Externe Mitarbeiter in Ministerien: Lobbyisten im Hause Bahr
Die Zahl externer Mitarbeiter in Ministerien steigt. Nicht ausgewiesen werden sie im Gesundheitsministerium. Selbst Rechtsverstöße bleiben folgenlos.
HEIDELBERG taz | In den Bundesministerien arbeiten mehr Interessenvertreter als bisher bekannt. Nach Informationen der taz sind im Gesundheitsministerium zurzeit eine Angestellte des GKV-Spitzenverbands der Krankenkassen und zwei Mitarbeiter der AOK tätig.
Diese externen Mitarbeiter tauchen in einem internen Lobbyisten-Bericht, welcher der taz vorliegt, nicht auf. Lobbyismus-Experten kritisieren diese intransparente Praxis.

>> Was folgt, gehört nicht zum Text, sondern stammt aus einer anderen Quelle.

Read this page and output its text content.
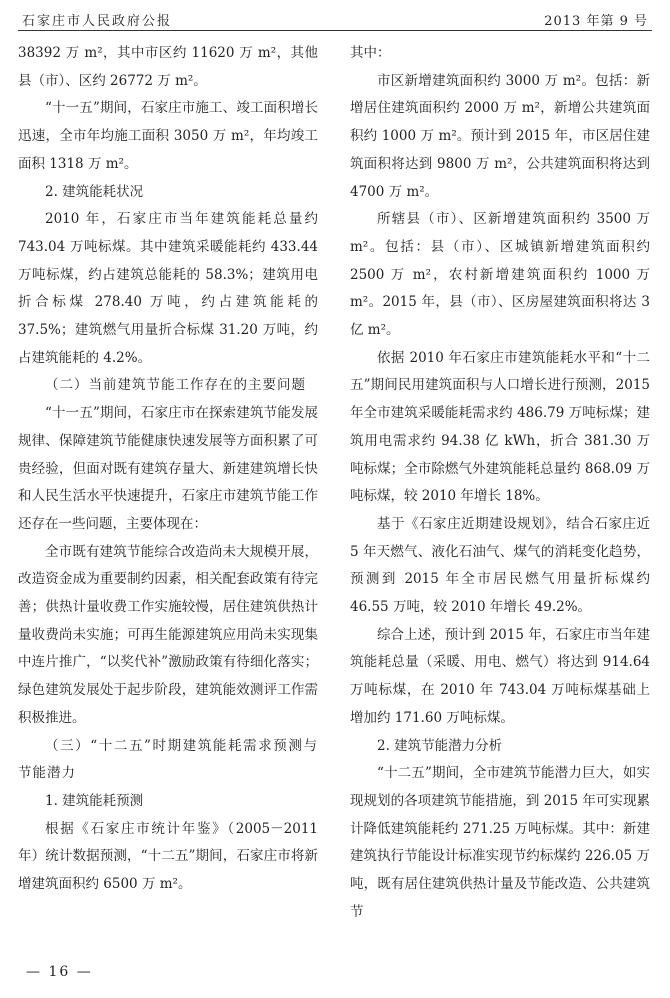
石家庄市人民政府公报	2013 年第 9 号

38392 万 m²，其中市区约 11620 万 m²，其他县（市）、区约 26772 万 m²。

“十一五”期间，石家庄市施工、竣工面积增长迅速，全市年均施工面积 3050 万 m²，年均竣工面积 1318 万 m²。

2. 建筑能耗状况

2010 年，石家庄市当年建筑能耗总量约 743.04 万吨标煤。其中建筑采暖能耗约 433.44 万吨标煤，约占建筑总能耗的 58.3%；建筑用电折合标煤 278.40 万吨，约占建筑能耗的 37.5%；建筑燃气用量折合标煤 31.20 万吨，约占建筑能耗的 4.2%。

（二）当前建筑节能工作存在的主要问题

“十一五”期间，石家庄市在探索建筑节能发展规律、保障建筑节能健康快速发展等方面积累了可贵经验，但面对既有建筑存量大、新建建筑增长快和人民生活水平快速提升，石家庄市建筑节能工作还存在一些问题，主要体现在：

全市既有建筑节能综合改造尚未大规模开展，改造资金成为重要制约因素，相关配套政策有待完善；供热计量收费工作实施较慢，居住建筑供热计量收费尚未实施；可再生能源建筑应用尚未实现集中连片推广，“以奖代补”激励政策有待细化落实；绿色建筑发展处于起步阶段，建筑能效测评工作需积极推进。

（三）“十二五”时期建筑能耗需求预测与节能潜力

1. 建筑能耗预测

根据《石家庄市统计年鉴》（2005－2011 年）统计数据预测，“十二五”期间，石家庄市将新增建筑面积约 6500 万 m²。

其中：

市区新增建筑面积约 3000 万 m²。包括：新增居住建筑面积约 2000 万 m²，新增公共建筑面积约 1000 万 m²。预计到 2015 年，市区居住建筑面积将达到 9800 万 m²，公共建筑面积将达到 4700 万 m²。

所辖县（市）、区新增建筑面积约 3500 万 m²。包括：县（市）、区城镇新增建筑面积约 2500 万 m²，农村新增建筑面积约 1000 万 m²。2015 年，县（市）、区房屋建筑面积将达 3 亿 m²。

依据 2010 年石家庄市建筑能耗水平和“十二五”期间民用建筑面积与人口增长进行预测，2015 年全市建筑采暖能耗需求约 486.79 万吨标煤；建筑用电需求约 94.38 亿 kWh，折合 381.30 万吨标煤；全市除燃气外建筑能耗总量约 868.09 万吨标煤，较 2010 年增长 18%。

基于《石家庄近期建设规划》，结合石家庄近 5 年天燃气、液化石油气、煤气的消耗变化趋势，预测到 2015 年全市居民燃气用量折标煤约 46.55 万吨，较 2010 年增长 49.2%。

综合上述，预计到 2015 年，石家庄市当年建筑能耗总量（采暖、用电、燃气）将达到 914.64 万吨标煤，在 2010 年 743.04 万吨标煤基础上增加约 171.60 万吨标煤。

2. 建筑节能潜力分析

“十二五”期间，全市建筑节能潜力巨大，如实现规划的各项建筑节能措施，到 2015 年可实现累计降低建筑能耗约 271.25 万吨标煤。其中：新建建筑执行节能设计标准实现节约标煤约 226.05 万吨，既有居住建筑供热计量及节能改造、公共建筑节

— 16 —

Durch einen Bericht des Innenministeriums „über den Einsatz externer Personen in der Bundesverwaltung“ ist bekannt geworden, dass in mehreren Ministerien weiterhin Lobbyisten arbeiten. In den Häusern von Außenminister Guido Westerwelle und Gesundheitsminister Daniel Bahr (beide FDP) bereiten Interessenvertreter auch Reden für die Hausleitung vor.
Welche Aufgaben die Mitarbeiter des GKV-Spitzenverbands und der AOK erfüllen, nennt das Gesundheitsministerium nicht. Es schließt aber die Mitarbeit an Gesetzesentwürfen nicht aus. Eine Sprecherin des Ministeriums sagt, das Sozialgesetzbuch erlaube den Krankenkassen, die Ministerien personell zu unterstützen. Da für Krankenkassen als Körperschaften des öffentlichen Rechts besondere Regeln gelten, sind deren Mitarbeiter im Bericht des Innenministeriums nicht aufgeführt.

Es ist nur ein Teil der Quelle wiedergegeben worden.